Jesús mide un metro noventa. Se acomoda, encorvado, en su Chevrolet Beat,
el auto que le permite reunir el dinero para mantener a su familia en Ecuador.
Mientras conduce, abre la galería de fotos en su celular para mostrarme un
milagro: su hija. “Ella fue planificada”, me dice, mientras la emoción se
apodera de sus palabras y el pecho se le agranda de orgullo.
La pequeña, que cumplió nueve meses, viste de color salmón, luce
radiante, tiene rizos y custodia un pastel de chocolate. Sesenta días atrás, la
misma bebé sonriente de la imagen estaba en la incubadora, imaginando que
navegaba en el vientre de su mamá, mientras todos sus órganos maduraban.
“No tenía uñas, ni tetillas”, explica Jesús riendo, al recordar el primer
encuentro con su primogénita que, debido a un embarazo de alto riesgo, llegó
apresuradamente al mundo. La clasificaron como “prematura extrema”. Los riesgos
de esta condición son múltiples y aterradores.

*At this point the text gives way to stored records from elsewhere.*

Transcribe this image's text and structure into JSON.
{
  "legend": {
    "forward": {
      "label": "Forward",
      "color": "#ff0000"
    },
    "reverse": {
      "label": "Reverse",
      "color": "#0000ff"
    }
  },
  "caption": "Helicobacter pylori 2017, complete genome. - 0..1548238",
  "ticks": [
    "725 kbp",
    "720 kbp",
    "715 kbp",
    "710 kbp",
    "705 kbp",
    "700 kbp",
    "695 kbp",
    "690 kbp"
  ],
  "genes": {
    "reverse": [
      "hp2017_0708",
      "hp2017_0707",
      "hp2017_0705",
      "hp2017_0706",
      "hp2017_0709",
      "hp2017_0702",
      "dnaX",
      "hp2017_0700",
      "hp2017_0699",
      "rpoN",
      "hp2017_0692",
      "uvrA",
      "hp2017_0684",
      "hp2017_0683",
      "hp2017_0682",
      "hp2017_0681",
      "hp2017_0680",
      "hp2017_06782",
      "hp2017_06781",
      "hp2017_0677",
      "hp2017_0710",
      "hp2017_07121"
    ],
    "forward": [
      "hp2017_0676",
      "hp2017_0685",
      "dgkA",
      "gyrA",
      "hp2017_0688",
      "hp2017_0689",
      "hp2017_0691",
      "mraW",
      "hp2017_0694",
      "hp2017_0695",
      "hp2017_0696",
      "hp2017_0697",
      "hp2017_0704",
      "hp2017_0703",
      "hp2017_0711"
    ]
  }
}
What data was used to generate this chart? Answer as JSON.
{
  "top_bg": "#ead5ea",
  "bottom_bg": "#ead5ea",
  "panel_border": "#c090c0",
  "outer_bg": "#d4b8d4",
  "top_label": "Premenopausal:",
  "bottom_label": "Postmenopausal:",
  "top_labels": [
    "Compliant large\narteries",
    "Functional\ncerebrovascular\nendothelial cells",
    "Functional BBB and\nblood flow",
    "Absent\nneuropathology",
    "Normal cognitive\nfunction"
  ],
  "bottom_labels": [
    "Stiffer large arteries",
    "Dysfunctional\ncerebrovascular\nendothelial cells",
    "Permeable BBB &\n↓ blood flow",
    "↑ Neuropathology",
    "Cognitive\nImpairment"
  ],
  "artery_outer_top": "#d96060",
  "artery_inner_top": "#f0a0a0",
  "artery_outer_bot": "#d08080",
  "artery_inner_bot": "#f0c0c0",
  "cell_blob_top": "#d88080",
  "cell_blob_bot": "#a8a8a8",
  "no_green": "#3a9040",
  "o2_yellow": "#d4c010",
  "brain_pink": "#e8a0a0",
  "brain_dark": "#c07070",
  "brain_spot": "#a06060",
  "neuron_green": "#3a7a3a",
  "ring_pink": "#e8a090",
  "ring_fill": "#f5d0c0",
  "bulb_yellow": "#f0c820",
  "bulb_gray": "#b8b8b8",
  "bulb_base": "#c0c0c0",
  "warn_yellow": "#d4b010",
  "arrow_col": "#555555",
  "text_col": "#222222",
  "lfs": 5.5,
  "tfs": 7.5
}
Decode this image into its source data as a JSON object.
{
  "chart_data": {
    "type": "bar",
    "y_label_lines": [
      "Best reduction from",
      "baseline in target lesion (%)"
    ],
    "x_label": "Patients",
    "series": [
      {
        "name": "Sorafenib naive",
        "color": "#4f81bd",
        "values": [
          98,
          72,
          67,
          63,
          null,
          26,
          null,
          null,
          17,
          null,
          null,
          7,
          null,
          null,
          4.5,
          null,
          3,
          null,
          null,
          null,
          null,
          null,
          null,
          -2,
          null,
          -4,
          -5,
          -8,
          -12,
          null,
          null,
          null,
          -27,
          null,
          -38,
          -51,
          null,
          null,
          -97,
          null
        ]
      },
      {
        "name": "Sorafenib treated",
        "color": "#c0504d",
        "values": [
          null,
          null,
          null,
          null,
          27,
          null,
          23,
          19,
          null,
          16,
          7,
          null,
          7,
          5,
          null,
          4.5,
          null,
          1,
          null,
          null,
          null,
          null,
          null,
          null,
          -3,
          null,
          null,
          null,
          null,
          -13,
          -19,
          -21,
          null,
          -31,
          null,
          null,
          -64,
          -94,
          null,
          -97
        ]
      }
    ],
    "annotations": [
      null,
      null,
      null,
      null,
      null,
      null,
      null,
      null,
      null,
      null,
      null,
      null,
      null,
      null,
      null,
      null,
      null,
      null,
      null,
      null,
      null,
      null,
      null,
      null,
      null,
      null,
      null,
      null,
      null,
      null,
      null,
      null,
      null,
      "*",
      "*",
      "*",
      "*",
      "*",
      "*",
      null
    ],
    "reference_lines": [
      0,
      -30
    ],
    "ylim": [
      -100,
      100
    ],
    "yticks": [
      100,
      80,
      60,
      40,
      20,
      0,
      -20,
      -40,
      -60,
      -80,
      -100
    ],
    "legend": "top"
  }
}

Los médicos vaticinaron problemas con el desarrollo de la visión, de
posibles derrames cerebrales, insuficiencias respiratorias, cardiacas,
infecciones, traumatismos y hasta muerte. Según la OMS, las complicaciones
relacionadas con la prematuridad son la principal causa de defunción en los
niños menores de cinco años. Pero Jesús nunca perdió la fe. Había esperado tanto por su niña, que nada
podía salir mal. En el pasado, cuando lo intentó por cuatro años, no logró ser
papá. Probó tratamientos en su natal Venezuela pero no obtuvo los resultados
esperados.
En un país lejano, volvió a probar
con más suerte. No fue fácil (nada lo es
para los migrantes). Tuvo que dejar su negocio de comida, para dedicarse más
tiempo a cuidar de su pareja. Hoy, pese a lo difícil de la situación, es feliz
con el milagro: su hija, prematura extrema, sana y completa.